Since then, the thousands of dollars collected for this program have paid for a variety of services for people living with head and neck cancer, a group of diseases that receives little attention compared to other cancers, such as breast, lung and prostate.
“These are still uncommon tumors to the population at large,” says head and neck surgeon Christine Gourin. “Head and neck cancers only make up 4 percent of all cancers. These can be isolating diseases to get.”
That’s why a major focus of this program is Head and Neck Cancer Survivorship and Education Day, an event that Amy Brady has organized for seven years. As manager of the Johns Hopkins Head and Neck Cancer Multidisciplinary Program, as well as the Survivorship Program, she’s seen firsthand the despair patients can experience when they’re first diagnosed and the empowerment they can feel once they learn more about their disease.

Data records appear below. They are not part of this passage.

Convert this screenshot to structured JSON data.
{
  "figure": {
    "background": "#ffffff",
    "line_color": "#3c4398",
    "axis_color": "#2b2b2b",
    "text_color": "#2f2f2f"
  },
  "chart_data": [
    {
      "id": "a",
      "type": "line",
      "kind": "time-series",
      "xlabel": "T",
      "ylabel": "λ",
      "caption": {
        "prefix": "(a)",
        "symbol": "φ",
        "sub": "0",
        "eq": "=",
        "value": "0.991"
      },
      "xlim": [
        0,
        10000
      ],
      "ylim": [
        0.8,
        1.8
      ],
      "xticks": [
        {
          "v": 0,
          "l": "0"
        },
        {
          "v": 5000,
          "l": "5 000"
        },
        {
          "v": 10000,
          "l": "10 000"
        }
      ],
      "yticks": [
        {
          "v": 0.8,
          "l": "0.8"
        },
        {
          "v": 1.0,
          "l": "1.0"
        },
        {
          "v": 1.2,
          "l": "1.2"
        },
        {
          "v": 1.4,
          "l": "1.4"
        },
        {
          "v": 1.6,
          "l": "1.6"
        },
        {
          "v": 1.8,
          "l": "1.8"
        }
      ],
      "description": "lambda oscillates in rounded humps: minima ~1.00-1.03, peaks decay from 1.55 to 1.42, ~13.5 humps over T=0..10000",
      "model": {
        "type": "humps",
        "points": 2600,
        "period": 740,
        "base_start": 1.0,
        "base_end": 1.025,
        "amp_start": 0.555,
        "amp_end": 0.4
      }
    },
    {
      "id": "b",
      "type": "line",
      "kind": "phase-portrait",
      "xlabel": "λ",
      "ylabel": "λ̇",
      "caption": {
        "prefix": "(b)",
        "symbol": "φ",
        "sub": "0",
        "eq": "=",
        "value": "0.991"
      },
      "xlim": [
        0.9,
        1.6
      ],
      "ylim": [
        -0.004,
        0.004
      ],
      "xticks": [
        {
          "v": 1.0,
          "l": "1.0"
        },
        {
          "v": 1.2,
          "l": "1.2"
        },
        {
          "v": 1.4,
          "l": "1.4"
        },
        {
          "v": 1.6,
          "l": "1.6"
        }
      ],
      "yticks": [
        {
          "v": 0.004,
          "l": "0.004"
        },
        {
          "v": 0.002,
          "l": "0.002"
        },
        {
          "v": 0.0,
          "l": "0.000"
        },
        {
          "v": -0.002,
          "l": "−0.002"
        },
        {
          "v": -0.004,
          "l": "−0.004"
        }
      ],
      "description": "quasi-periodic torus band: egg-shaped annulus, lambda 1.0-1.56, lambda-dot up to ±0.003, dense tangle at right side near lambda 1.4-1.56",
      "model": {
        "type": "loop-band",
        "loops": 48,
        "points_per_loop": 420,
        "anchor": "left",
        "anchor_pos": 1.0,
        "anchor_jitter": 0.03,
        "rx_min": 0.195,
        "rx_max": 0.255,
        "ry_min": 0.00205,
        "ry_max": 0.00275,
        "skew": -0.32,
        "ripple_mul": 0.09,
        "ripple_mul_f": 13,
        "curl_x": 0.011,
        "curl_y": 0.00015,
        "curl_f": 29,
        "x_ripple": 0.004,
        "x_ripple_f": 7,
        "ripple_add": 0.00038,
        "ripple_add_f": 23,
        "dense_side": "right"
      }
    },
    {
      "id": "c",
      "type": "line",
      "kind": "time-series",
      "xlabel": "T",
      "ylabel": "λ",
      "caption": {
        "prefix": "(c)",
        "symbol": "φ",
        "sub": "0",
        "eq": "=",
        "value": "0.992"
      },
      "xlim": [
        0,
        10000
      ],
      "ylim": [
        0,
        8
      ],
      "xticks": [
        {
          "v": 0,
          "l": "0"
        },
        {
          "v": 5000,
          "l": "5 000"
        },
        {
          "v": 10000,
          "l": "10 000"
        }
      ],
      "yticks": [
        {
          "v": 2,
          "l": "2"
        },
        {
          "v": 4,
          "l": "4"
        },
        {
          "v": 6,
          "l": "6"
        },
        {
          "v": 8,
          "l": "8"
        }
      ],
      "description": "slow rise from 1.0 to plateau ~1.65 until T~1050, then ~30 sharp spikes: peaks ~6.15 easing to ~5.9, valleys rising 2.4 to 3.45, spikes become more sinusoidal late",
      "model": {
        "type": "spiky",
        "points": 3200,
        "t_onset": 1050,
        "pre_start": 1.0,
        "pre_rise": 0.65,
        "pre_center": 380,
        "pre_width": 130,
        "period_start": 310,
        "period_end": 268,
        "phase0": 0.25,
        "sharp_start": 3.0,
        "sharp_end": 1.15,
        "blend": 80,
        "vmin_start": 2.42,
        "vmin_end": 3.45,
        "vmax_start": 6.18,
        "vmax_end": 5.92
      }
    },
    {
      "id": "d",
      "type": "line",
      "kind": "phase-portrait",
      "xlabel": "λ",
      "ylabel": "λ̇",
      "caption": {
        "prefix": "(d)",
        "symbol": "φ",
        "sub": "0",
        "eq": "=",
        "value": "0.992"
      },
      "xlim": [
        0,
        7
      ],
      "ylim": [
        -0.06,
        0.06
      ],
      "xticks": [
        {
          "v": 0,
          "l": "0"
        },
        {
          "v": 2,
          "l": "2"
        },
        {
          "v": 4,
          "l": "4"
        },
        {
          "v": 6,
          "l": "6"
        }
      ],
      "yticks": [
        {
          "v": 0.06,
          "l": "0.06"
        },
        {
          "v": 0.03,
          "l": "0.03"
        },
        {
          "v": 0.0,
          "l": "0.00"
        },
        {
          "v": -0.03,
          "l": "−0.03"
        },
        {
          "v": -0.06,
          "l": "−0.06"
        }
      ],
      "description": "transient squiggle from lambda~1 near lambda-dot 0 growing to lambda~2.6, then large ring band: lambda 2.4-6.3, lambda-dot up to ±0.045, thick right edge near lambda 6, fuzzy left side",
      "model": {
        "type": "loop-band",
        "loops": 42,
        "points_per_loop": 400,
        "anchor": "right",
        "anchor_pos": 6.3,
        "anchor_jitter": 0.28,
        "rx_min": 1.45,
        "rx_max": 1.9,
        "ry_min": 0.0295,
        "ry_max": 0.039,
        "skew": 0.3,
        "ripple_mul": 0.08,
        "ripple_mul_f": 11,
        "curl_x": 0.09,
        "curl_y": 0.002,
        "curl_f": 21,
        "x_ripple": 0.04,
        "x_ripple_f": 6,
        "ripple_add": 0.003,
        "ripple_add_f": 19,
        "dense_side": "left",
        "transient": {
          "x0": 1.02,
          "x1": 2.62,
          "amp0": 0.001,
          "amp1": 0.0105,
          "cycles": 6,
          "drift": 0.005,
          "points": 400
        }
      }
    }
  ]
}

“It is the fear of the unknown that causes much of the anxiety for our patients,” she says. “Educating patients about the disease and its causes as well as the types of treatment is the key to giving the patients power and control over their disease.”
Head and Neck Cancer Survivorship and Education Day fills that need by giving patients, caregivers and the general public insight on head and neck cancers in a variety of ways: through talks by physicians, nutritionists, dentists and speech/swallow specialists on current head and neck cancer topics; by providing free educational materials on everything from transportation and housing during treatment to support groups and what to expect during your treatment; having a panel of head and neck cancer specialists available to answer questions; and many opportunities to socialize with other attendees, where lasting relationships are often formed, Brady says.
Steven Clem, a Johns Hopkins patient who lost his tongue and voicebox to cancer in 2008, has gone to many of these events and has served as a guest speaker. He also regularly meets with patients who need similar surgeries to survive their cancers.
“Over the last four to five years, I have met many people there to talk to,” he says. “I tell them that there is a good, if not great, quality of life after surgery. It’s my way of paying back and paying it forward.”
The Survivorship Program also funds a monthly support group for head and neck cancer patients and their spouses or caregivers, run by Johns Hopkins speech-language pathologist Kim Webster. Johns Hopkins patient Sam Digiacomo has become a regular attendee after his laryngectomy for vocal cord cancer in 2011. Meetings are like miniature Education Days, he says, with speakers and a chance for patients to meet and talk.
“It might be months after treatment before you can get out of the house, but I think if you’re able, you should come,” he says of the support group. “It lets people know that they’re not alone. There are other people out there you can relate to.”
In the future, Brady says, the Survivorship Program will fund more efforts to educate patients, such as extensive information about these diseases on Johns Hopkins’ website, as well as ways to make their lives easier during treatment, such as helping to defray the cost of parking during radiation treatments, which necessitate daily trips to the hospital over the course of weeks.
“After a diagnosis of head and neck cancer, our patients’ lives are forever changed,” says Gourin. “The Survivorship Program is helping patients to navigate their new normal life on every step of this journey.”